Is that what you're after? Basically do_operation will let you run any Graph API method defined for that object.

elipousson commented 7 months ago

This is exactly what I wanted to do, @hongooi73. I didn't quite realize it was so simple to use the do_operation method! Would you be interested in seeing this feature added to the package? I could likely put together a pull request with this and a couple other open feature requests over the next couple weeks.

hongooi73 commented 7 months ago

That would be great! I recommend looking at the AzureGraph vignettes if you want to make a PR, there is a short intro on extending the object framework.

elipousson commented 7 months ago

Is this the vignette you are thinking of, @hongooi73?
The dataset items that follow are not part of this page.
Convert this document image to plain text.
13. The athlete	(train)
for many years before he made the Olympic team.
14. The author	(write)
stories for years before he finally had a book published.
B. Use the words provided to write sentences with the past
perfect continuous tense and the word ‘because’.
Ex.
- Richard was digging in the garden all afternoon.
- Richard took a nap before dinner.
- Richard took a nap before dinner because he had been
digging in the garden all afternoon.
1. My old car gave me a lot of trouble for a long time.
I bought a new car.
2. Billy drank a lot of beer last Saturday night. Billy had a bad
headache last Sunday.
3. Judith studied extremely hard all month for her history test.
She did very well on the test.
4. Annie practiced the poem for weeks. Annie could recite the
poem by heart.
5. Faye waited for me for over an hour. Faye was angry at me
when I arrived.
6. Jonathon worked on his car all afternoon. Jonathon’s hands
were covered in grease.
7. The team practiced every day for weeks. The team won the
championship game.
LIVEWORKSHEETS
It looks like there are a couple different API endpoints related to item changes, usage, retention, and versioning:

If it works for you, I may change the title of this issue to something a little broader and see if I can put together a pull request that adds a few new related method to the ms_item class objects all at once.
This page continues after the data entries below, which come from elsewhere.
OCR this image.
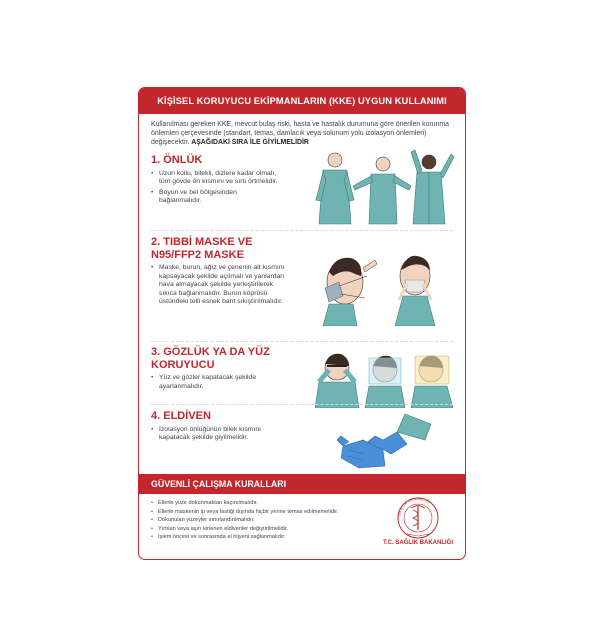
KİŞİSEL KORUYUCU EKİPMANLARIN (KKE) UYGUN KULLANIMI
Kullanılması gereken KKE, mevcut bulaş riski, hasta ve hastalık durumuna göre önerilen korunma önlemleri çerçevesinde (standart, temas, damlacık veya solunum yolu izolasyon önlemleri) değişecektir. AŞAĞIDAKİ SIRA İLE GİYİLMELİDİR
1. ÖNLÜK
• Uzun kollu, bilekli, dizlere kadar olmalı, tüm gövde ön kısmını ve sırtı örtmelidir.
• Boyun ve bel bölgesinden bağlanmalıdır.
2. TIBBİ MASKE VE N95/FFP2 MASKE
• Maske, burun, ağız ve çenenin alt kısmını kapsayacak şekilde açılmalı ve yanlardan hava almayacak şekilde yerleştirilerek sıkıca bağlanmalıdır. Burun köprüsü üstündeki telli esnek bant sıkıştırılmalıdır.
3. GÖZLÜK YA DA YÜZ KORUYUCU
• Yüz ve gözler kapatacak şekilde ayarlanmalıdır.
4. ELDİVEN
• İzolasyon önlüğünün bilek kısmını kapatacak şekilde giyilmelidir.
GÜVENLİ ÇALIŞMA KURALLARI
• Ellerle yüze dokunmaktan kaçınılmalıdır.
• Ellerle maskenin ip veya lastiği dışında hiçbir yerine temas edilmemelidir.
• Dokunulan yüzeyler sınırlandırılmalıdır.
• Yırtılan veya aşırı kirlenen eldivenler değiştirilmelidir.
• İşlem öncesi ve sonrasında el hijyeni sağlanmalıdır.
SAĞLIK BAKANLIĞI
T.C. SAĞLIK BAKANLIĞI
There isn't any kind of official test environment, right? I'd need to set something up with my own SharePoint access for myself to write and run tests?

hongooi73 commented 7 months ago

That would be great! There is a test environment, but it's just my own MS365 account right now. Any business account code is untested. So yeah, you'd have to mock something up on your own, unfortunately.

One note: List children is just your regular file listing, which is already implemented as list_files.

In terms of code style: have a look at the existing code and copy it. In particular, try not to use the Tidyverse unless absolutely necessary. One of my objectives is to avoid bloating the list of dependencies, and pulling in things like dplyr or tidyr can have a big impact. You also mentioned that you're not very familiar with R6. Do you know any of the big languages (Python, Java, C#, C++ etc)? R6 is basically how these other languages do object-oriented programming.

elipousson commented 7 months ago

Yeah, I mainly work in the tidyverse but I've done enough package development that I can handle alternate workflows in base R. I came to programming via urban planning and public health so R is the only language I "know" but I'm decent at adapting code samples and reading documentation even when it isn't something I'm familiar with.

I'll try to start with a small PR for a drive item version method to make sure I get the conventions right – should take a week or two at most. This package has been a big help to me since a colleague introduced it to me back in the fall so I'm excited to contribute back.